Возле Керкопорты стена не повреждена и турки никогда не пробовали там нападать, потому что прямой угол стены обрекает атакующих на губительный перекрёстный огонь. Этим защищённым путём можно быстрее всего послать помощь к воротам Харисиуса, где стена рухнула почти до основания, как и возле ворот св. Романа. Венециане создали специальный резервный отряд, который, при необходимости, можно послать на помощь братьям Гуччарди. На этом спокойном участке возле Керкопорты внутреннюю и наружную стену охраняет только горсть греков.
Надо отдать должное латинянам: они охотно взяли на себя самые опасные участки.
Незадолго до полуночи ко мне пришёл Мануэль. Он был крайне напуган и сказал:
– Базилика в огне.
Мы поднялись на крышу дворца, где уже собралась изрядная толпа. Турецкие костры ещё пылали, но посреди тёмного города высился огромный купол собора Мудрости Божьей, озарённый дивным, неземным сиянием. Нет, это был не огонь. Скорее сильный голубой блеск. Латиняне, глядя на него, перешёптывались, говорили, что это дурной знак.
Дивное сияние мерцало над куполом, то ослабевая, то усиливаясь вновь. Я пошёл в город к храму. В темноте вокруг меня шумела возбуждённая людская толпа. Все шли в одну сторону. До меня доносились рыдания женщин и пение монахов. Возле храма сияние было таким сильным, что никто не осмеливался подойти ближе. Люди падали на колени на влажную землю и начинали молиться. Бог дал им знак. Божественное стало зримым. Я видел всё собственными глазами и уже не сомневался, что эпоха Христа закончилась, и наступило время Зверя.

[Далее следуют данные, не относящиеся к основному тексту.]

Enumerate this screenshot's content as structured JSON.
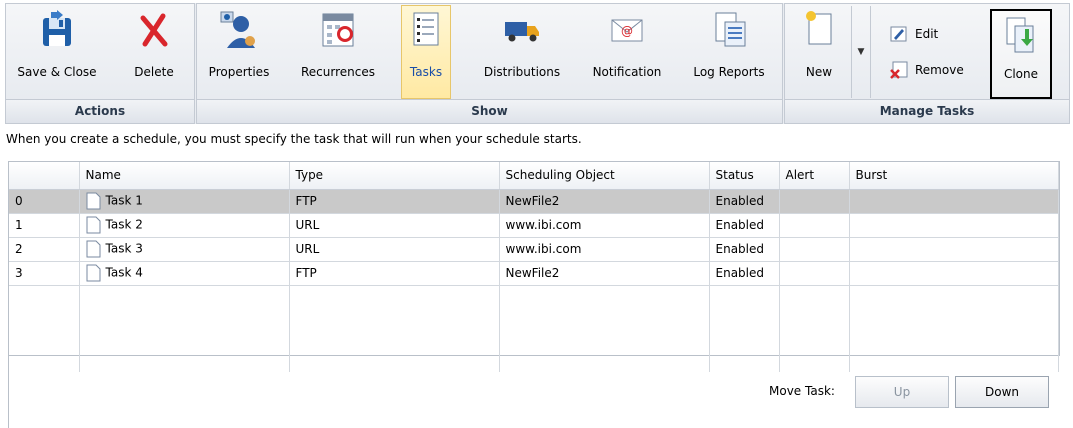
{
  "ribbon": {
    "groups": {
      "actions": {
        "label": "Actions"
      },
      "show": {
        "label": "Show"
      },
      "manage": {
        "label": "Manage Tasks"
      }
    },
    "buttons": {
      "save_close": "Save & Close",
      "delete": "Delete",
      "properties": "Properties",
      "recurrences": "Recurrences",
      "tasks": "Tasks",
      "distributions": "Distributions",
      "notification": "Notification",
      "log_reports": "Log Reports",
      "new": "New",
      "edit": "Edit",
      "remove": "Remove",
      "clone": "Clone"
    },
    "active_button": "Tasks",
    "highlighted_button": "Clone"
  },
  "info_text": "When you create a schedule, you must specify the task that will run when your schedule starts.",
  "table": {
    "columns": [
      "",
      "Name",
      "Type",
      "Scheduling Object",
      "Status",
      "Alert",
      "Burst"
    ],
    "rows": [
      {
        "index": "0",
        "name": "Task 1",
        "type": "FTP",
        "object": "NewFile2",
        "status": "Enabled",
        "alert": "",
        "burst": ""
      },
      {
        "index": "1",
        "name": "Task 2",
        "type": "URL",
        "object": "www.ibi.com",
        "status": "Enabled",
        "alert": "",
        "burst": ""
      },
      {
        "index": "2",
        "name": "Task 3",
        "type": "URL",
        "object": "www.ibi.com",
        "status": "Enabled",
        "alert": "",
        "burst": ""
      },
      {
        "index": "3",
        "name": "Task 4",
        "type": "FTP",
        "object": "NewFile2",
        "status": "Enabled",
        "alert": "",
        "burst": ""
      }
    ],
    "selected_row": "0"
  },
  "move_task": {
    "label": "Move Task:",
    "up": "Up",
    "down": "Down"
  },
  "colors": {
    "selected_row": "#c9c9c9",
    "active_tab": "#ffe9a3",
    "group_label_text": "#2b3a4d"
  }
}
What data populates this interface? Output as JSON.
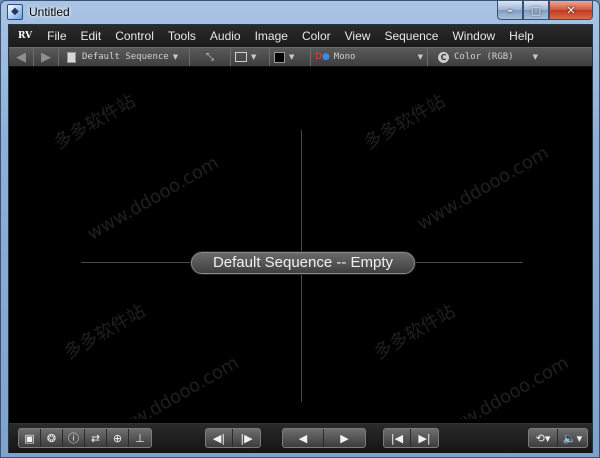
{
  "window": {
    "title": "Untitled",
    "app_icon": "rv-app-icon",
    "caption_buttons": [
      "minimize",
      "maximize",
      "close"
    ]
  },
  "menubar": {
    "logo": "RV",
    "items": [
      "File",
      "Edit",
      "Control",
      "Tools",
      "Audio",
      "Image",
      "Color",
      "View",
      "Sequence",
      "Window",
      "Help"
    ]
  },
  "toolbar": {
    "back_icon": "arrow-left-icon",
    "forward_icon": "arrow-right-icon",
    "sequence_menu": "Default Sequence",
    "stereo_menu": "Mono",
    "color_menu": "Color (RGB)"
  },
  "viewer": {
    "label": "Default Sequence -- Empty",
    "watermark": "www.ddooo.com",
    "watermark_cn": "多多软件站"
  },
  "bottombar": {
    "left_icons": [
      "session-manager-icon",
      "network-icon",
      "info-icon",
      "swap-icon",
      "ghost-icon",
      "timeline-icon"
    ],
    "step_icons": [
      "step-back-icon",
      "step-forward-icon"
    ],
    "play_icons": [
      "play-reverse-icon",
      "play-forward-icon"
    ],
    "jump_icons": [
      "jump-start-icon",
      "jump-end-icon"
    ],
    "right_icons": [
      "loop-icon",
      "volume-icon"
    ]
  },
  "colors": {
    "viewer_bg": "#000000",
    "menubar_bg": "#1f1f1f",
    "accent": "#6d8fb5"
  }
}
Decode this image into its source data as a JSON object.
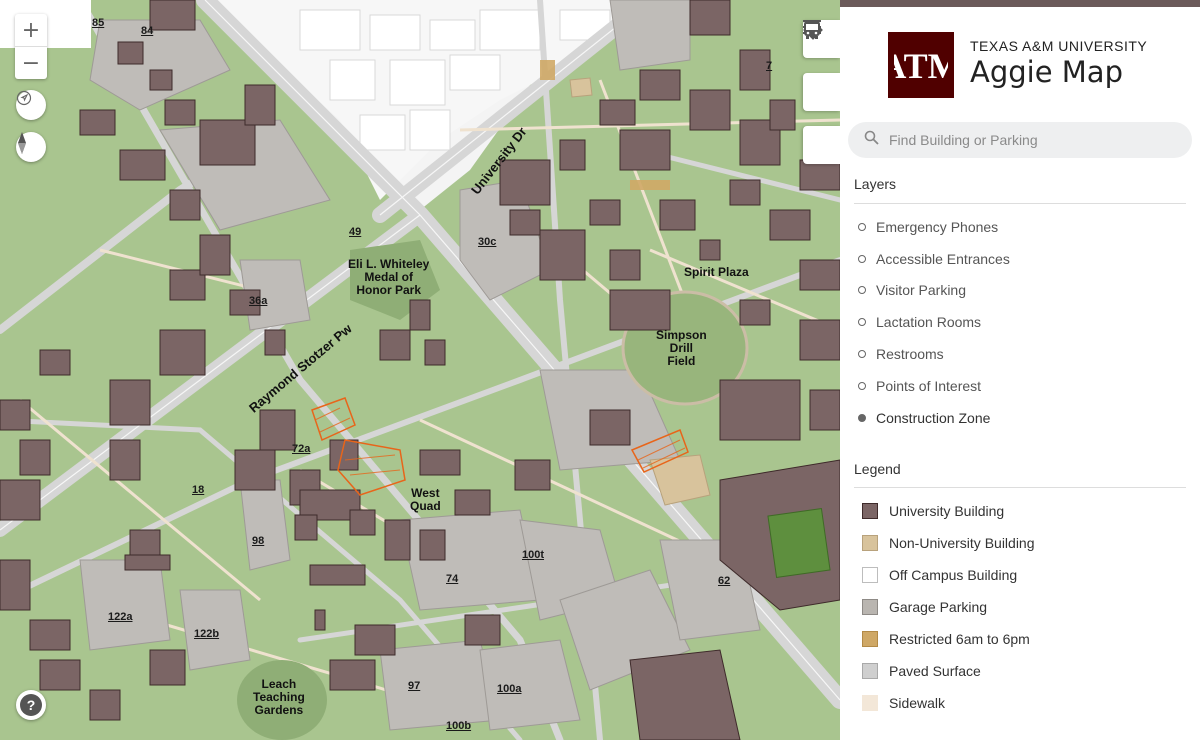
{
  "map": {
    "building_labels": [
      {
        "id": "85",
        "text": "85"
      },
      {
        "id": "84",
        "text": "84"
      },
      {
        "id": "7",
        "text": "7"
      },
      {
        "id": "49",
        "text": "49"
      },
      {
        "id": "30c",
        "text": "30c"
      },
      {
        "id": "36a",
        "text": "36a"
      },
      {
        "id": "72a",
        "text": "72a"
      },
      {
        "id": "18",
        "text": "18"
      },
      {
        "id": "98",
        "text": "98"
      },
      {
        "id": "74",
        "text": "74"
      },
      {
        "id": "100t",
        "text": "100t"
      },
      {
        "id": "62",
        "text": "62"
      },
      {
        "id": "122a",
        "text": "122a"
      },
      {
        "id": "122b",
        "text": "122b"
      },
      {
        "id": "97",
        "text": "97"
      },
      {
        "id": "100a",
        "text": "100a"
      },
      {
        "id": "100b",
        "text": "100b"
      }
    ],
    "places": {
      "whiteley": "Eli L. Whiteley\nMedal of\nHonor Park",
      "spirit_plaza": "Spirit Plaza",
      "simpson": "Simpson\nDrill\nField",
      "west_quad": "West\nQuad",
      "leach": "Leach\nTeaching\nGardens"
    },
    "roads": {
      "university_dr": "University Dr",
      "stotzer": "Raymond Stotzer Pw"
    },
    "controls": {
      "zoom_in": "+",
      "zoom_out": "−",
      "help": "?"
    },
    "icons": [
      "locate-icon",
      "compass-icon",
      "menu-icon",
      "directions-icon",
      "bus-icon",
      "help-icon",
      "search-icon"
    ]
  },
  "panel": {
    "university": "TEXAS A&M UNIVERSITY",
    "app_title": "Aggie Map",
    "logo_text": "ATM",
    "search_placeholder": "Find Building or Parking",
    "layers_heading": "Layers",
    "layers": [
      {
        "label": "Emergency Phones",
        "active": false
      },
      {
        "label": "Accessible Entrances",
        "active": false
      },
      {
        "label": "Visitor Parking",
        "active": false
      },
      {
        "label": "Lactation Rooms",
        "active": false
      },
      {
        "label": "Restrooms",
        "active": false
      },
      {
        "label": "Points of Interest",
        "active": false
      },
      {
        "label": "Construction Zone",
        "active": true
      }
    ],
    "legend_heading": "Legend",
    "legend": [
      {
        "label": "University Building",
        "color": "#7b6565",
        "border": "#3e2a2a"
      },
      {
        "label": "Non-University Building",
        "color": "#d8c39c",
        "border": "#b8a27c"
      },
      {
        "label": "Off Campus Building",
        "color": "#ffffff",
        "border": "#bdbdbd"
      },
      {
        "label": "Garage Parking",
        "color": "#b9b5b0",
        "border": "#8e8a86"
      },
      {
        "label": "Restricted 6am to 6pm",
        "color": "#cfa866",
        "border": "#b38a46"
      },
      {
        "label": "Paved Surface",
        "color": "#cfcfcf",
        "border": "#a9a9a9"
      },
      {
        "label": "Sidewalk",
        "color": "#f3e7d8",
        "border": "#f3e7d8"
      }
    ]
  },
  "colors": {
    "maroon": "#500000",
    "building": "#7b6565",
    "grass": "#a9c58f",
    "road": "#d3d3d3"
  }
}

Купол блистал и пламенел около часа. Потом сияние вдруг ослабело, ещё минуту пульсировало и потухло. Небо было затянуто тучами, и ночь вокруг стала чёрной как уголь. Турецкие костры давно погасли. Их отблеск уже не освещал небо над нами. Ночь стояла душная, насыщенная запахами земли и гниющих листьев. Было такое чувство, словно идёшь по кладбищу мимо развёрстых могил.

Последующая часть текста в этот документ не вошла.